SpaceX is set to launch a resupply mission to the International Space Station Monday.
The launch is scheduled for 4:30 p.m. EDT at Cape Canaveral Air Force Station in Florida. SpaceX says that its unmanned Dragon spacecraft will separate from its Falcon 9 second-stage rocket about 10 minutes after liftoff and reach the International Space Station on Wednesday.
The mission, which is SpaceX’s 14th cargo launch, will carry food and equipment to the orbiting space lab.
“Dragon will be filled with about 5,800 pounds of supplies, payloads and vehicle hardware, including critical materials to directly support science and research investigations that will occur onboard the orbiting laboratory,” said SpaceX, in a statement.
Equipment on board includes a lightning tracker, a materials science facility and two student genetics experiments, according to Space.com.
The Dragon capsule was previously used on the CRS-8 mission to the International Space Station in April 2016. The mission’s Falcon 9 first-stage rocket was previously used on the CRS-12 mission in August 2017.

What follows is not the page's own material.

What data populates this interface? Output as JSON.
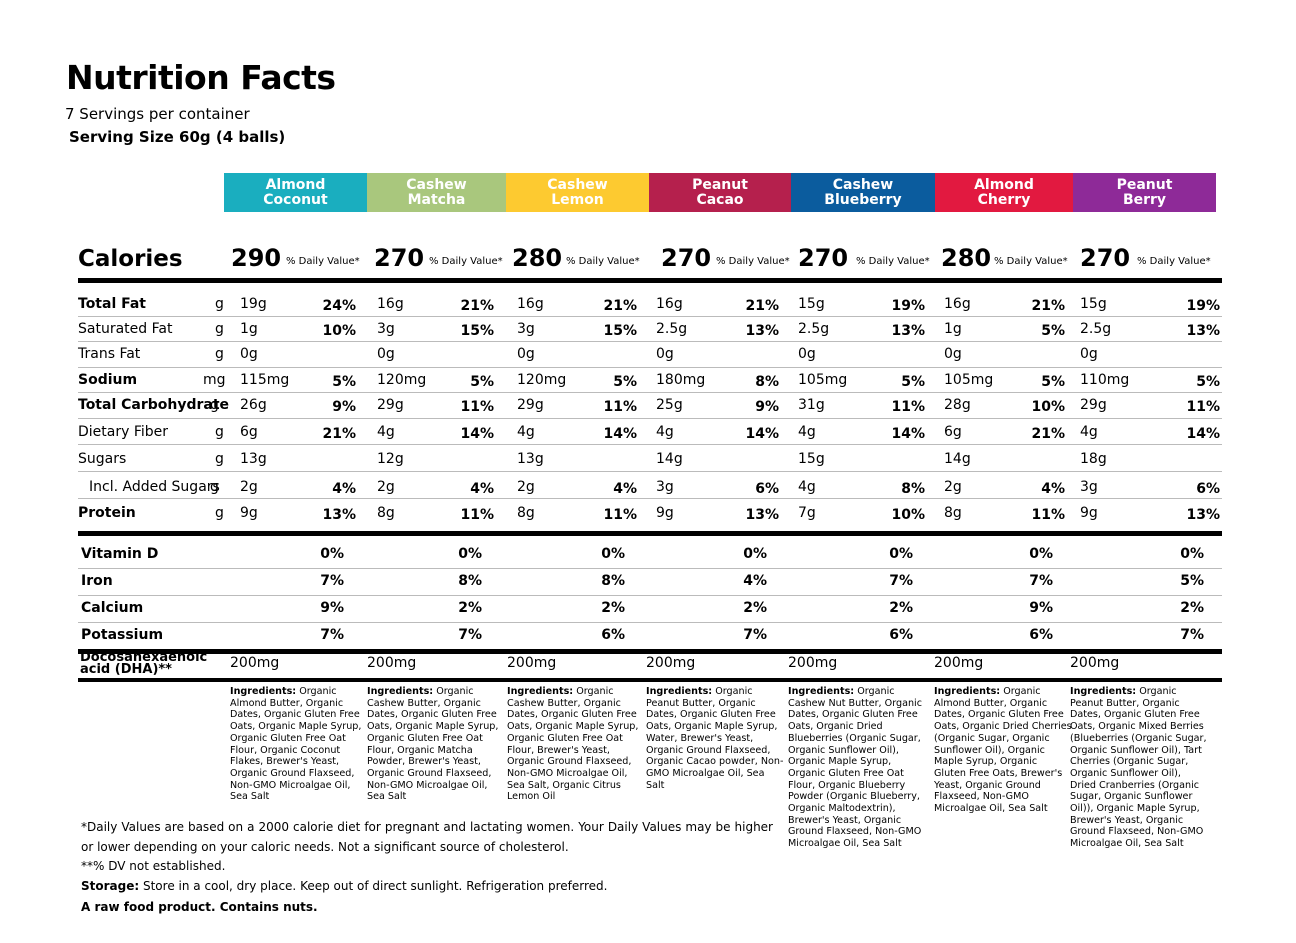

On Friday, a SpaceX Falcon 9 rocket successfully launched 10 next-generation satellites for Iridium Communications from California.
While SpaceX is committed to a strategy of spectacularly returning its boosters to Earth in an attempt to reduce the costs of spaceflight, there are no plans to recover the Falcon 9 rocket technology after Monday's launch. Quartz reports that SpaceX is working through its existing Falcon 9 boosters ahead of a new version later this month.
The Associated Press contributed to this article.